A decisão destaca um dos aspectos mais inovadores de possuir um carro Tesla. A capacidade da empresa de aumentar instantaneamente a autonomia de um veículo, usando softwares, é algo que nenhum veículo convencional pode ter.

Não é possível aumentar o tamanho de um tanque de combustível simplesmente pressionando um botão.

Não é a primeira vez que a Tesla emprega atualizações remotas de softwares para ampliar a capacidade de um carro.

O valor total de todos os upgrades opcionais de software oferecidos pela empresa hoje chega a dezenas de milhares de dólares, segundo algumas estimativas. E o conceito de liberação de softwares não é novidade; desde pacotes de ampliação de videogames até assinaturas premium do Spotify, hoje softwares são usados habitualmente para ampliar a gama de elementos disponíveis a nós em outros produtos.

O que torna tão interessante o uso dessa chave de software é que, para muitos consumidores, esta é a primeira vez que eles viram essa prática ser aplicada a carros.
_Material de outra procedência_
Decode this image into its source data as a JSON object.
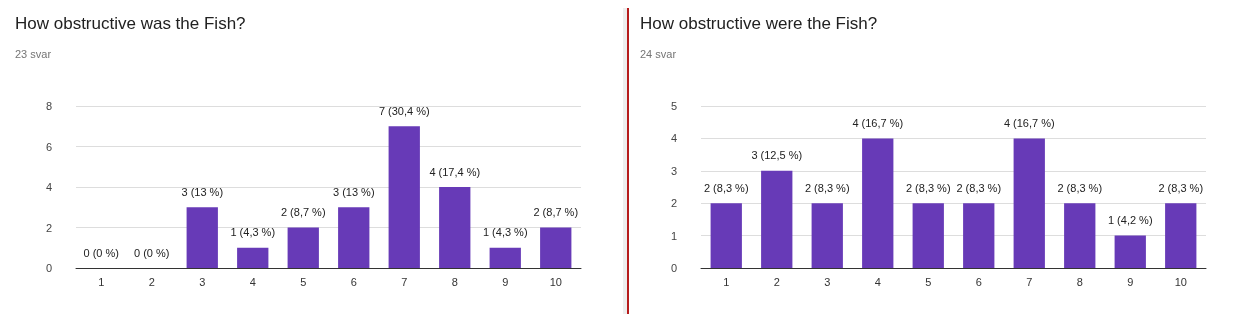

Isso nos obriga a encarar sob outra ótica o que significa ser realmente proprietário de um veículo.

Editoria de Arte/Folhapress
O TRAJETO DO IRMAFuracão foi rebaixado para tempestade tropical*

A decisão da Tesla de oferecer carros a preço mais baixo com certas restrições de desempenho pode ser vista como algo que amplia as opções abertas aos consumidores e lhes proporciona flexibilidade. Ao mesmo tempo, pelo fato de o hardware continuar o mesmo, não importa o nível de software que a pessoa tenha adquirido, podemos dizer que a Tesla trancou o potencial pleno do veículo por trás de um paywall arbitrário.

É uma mudança de paradigma.

Quando você compra qualquer outro carro, você adquire a capacidade plena dele. Em muitos casos (se bem que nem tanto hoje quanto em décadas passadas), você pode abrir o capô e mexer com o motor você mesmo. Historicamente, sempre foi assim que encaramos a compra de um automóvel. Quando você o leva para casa, o carro é realmente seu; você adquiriu o carro por inteiro e, basicamente, pode fazer com ele o que bem entende.

No caso dos carros da Tesla, não é bem assim.

Existe uma comunidade de hackers amadores que mexe com seus carros e às vezes faz descobertas fascinantes, mas a empresa exerce um grau elevado de controle sobre os veículos, mesmo que não o faça o tempo todo. Como vimos, a Tesla é capaz de instalar novos softwares à distância, incluindo códigos que habilitam e desabilitam elementos de modo unilateral.

Isso pode ser uma dádiva em situações em que estar com o pacote "errado" pode lhe colocar no caminho de um furacão. Ao mesmo tempo, revela o poder tremendo que o fabricante de seu veículo pode ter sobre você. Isso, sem falar em se é ou não benéfico para o consumidor se a empresa lhe cobra milhares de dólares para acessar hardware que só requer alguns toques em um teclado para ser habilitado.

A discussão já deslanchou no Reddit.